- IATA: NHX; ICAO: KNBJ; FAA LID: NBJ;

Summary
- Airport type: Military
- Owner: U.S. Navy
- Location: Foley, Alabama
- Built: 1942
- In use: 1942-Present
- Elevation AMSL: 54 ft / 16 m
- Coordinates: 30°23′21″N 087°38′07″W﻿ / ﻿30.38917°N 87.63528°W
- Interactive map of Naval Outlying Landing Field Barin

Runways
| Direction | Length |  | Surface |
| ft | m |
| 9/27 | 5,000 | 1,524 | Asphalt |
| 15/33 | 5,000 | 1,524 | Asphalt |
- Source: Federal Aviation Administration

= Naval Outlying Landing Field Barin =

Naval Outlying Landing Field Barin is a United States Navy airfield located in Foley, a city in Baldwin County, Alabama, United States.

==History==
An auxiliary airfield for Naval Air Station Pensacola and Naval Air Station Whiting Field, NOLF Barin originally consisted of twin airfield complexes.

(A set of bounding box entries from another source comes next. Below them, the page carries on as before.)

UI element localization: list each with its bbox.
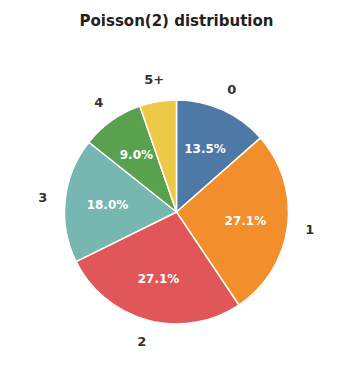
chart-container: Poisson(2) distribution 0 13.5% 1 27.1% 2 27.1… — [0, 0, 353, 388]
slices — [65, 100, 289, 324]
data-label: 18.0% — [87, 198, 129, 212]
labels: 0 13.5% 1 27.1% 2 27.1% 3 18.0% 4 9.0% 5+ — [38, 72, 314, 349]
chart-title: Poisson(2) distribution — [80, 12, 274, 30]
chart: Poisson(2) distribution 0 13.5% 1 27.1% 2 27.1… — [0, 0, 353, 388]
category-label: 5+ — [144, 72, 164, 87]
data-label: 27.1% — [225, 214, 267, 228]
data-label: 9.0% — [120, 148, 153, 162]
category-label: 3 — [38, 190, 47, 205]
category-label: 4 — [94, 95, 103, 110]
category-label: 0 — [227, 82, 236, 97]
data-label: 13.5% — [184, 142, 226, 156]
category-label: 1 — [305, 222, 314, 237]
category-label: 2 — [137, 334, 146, 349]
data-label: 27.1% — [138, 272, 180, 286]
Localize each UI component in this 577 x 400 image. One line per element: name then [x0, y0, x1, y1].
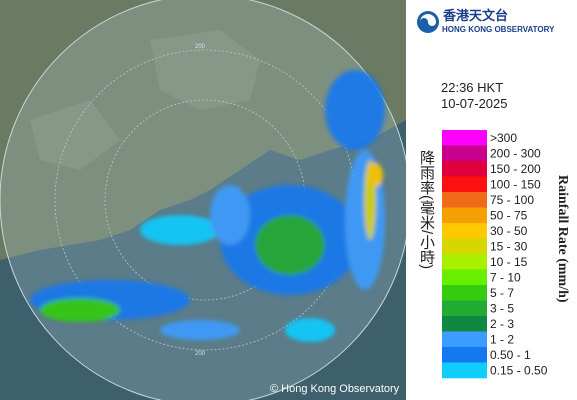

The West Field was established on the site of the original Foley Municipal Airport that was constructed in the mid-1930s and leased by the U.S. Navy in 1942. An adjoining parcel of 656 acres was also purchased by the Navy for construction of a similar, but not quite reverse, mirror image runway complex that would become known as the East Field. On 2 July 1942, the new facility was designated Naval Auxiliary Air Station Barin Field (NAAS Barin Field) in honor of Lieutenant Louis Theodore Barin (20 August 1890 – 12 June 1920), a Navy test pilot and one of the pilots of the flying boat NC-1 during the Navy's transatlantic flight in May 1919.

Today, the East Field is still used as NOLF Barin, a satellite airfield for Training Air Wing FIVE (TRAWING 5) at NAS Whiting Field and Training Air Wing SIX (TRAWING 6) at NAS Pensacola. Two runways and the original centerfield flight line complex are still maintained, although the original 1940s/1950s-era hangars and control tower have been demolished and removed. The West Field of four runways remains abandoned, with a 4-lane highway, the Foley Beach Express, having been built through the center of the West Field's runways.

The City of Foley signed a letter of intent with the Navy in January 2024 to continue an agreement that allows the city to maintain the field. The following December, the city announced plans for an aviation museum to recognize the history of the airfield.

==Facilities==
NOLF Barin has two asphalt paved runways: 9/27 is 4,012 by 300 feet (1,223 x 91 m) and 15/33 is 4,000 by 150 feet (1,219 x 46 m).

In 2010, officials from NAS Whiting Field announced plans to expand the runways for several NOLFs they operate (including NOLF Barin) to facilitate the use of the T-6 Texan II training aircraft, which had replaced the aging fleet of T-34C Turbomentors in TRAWING 6 and was replacing those in TRAWING 5. Those plans subsequently came under heavy opposition by some residents who were worried about aircraft noise or losing homes and land in the process. In November 2011, starting with negotiations with the Foley City Council, the Navy began acquiring land parcels to expand NOLF Barin Field and military construction subsequently commenced in 2012.

In November 2014, the Baldwin County Commission unanimously approved a land deal to enable the Navy to finally complete the expansion of the NOLF Barin Field runway lengths.

Both runways at NOLF Barin were subsequently lengthened to their current length of 5,000 feet.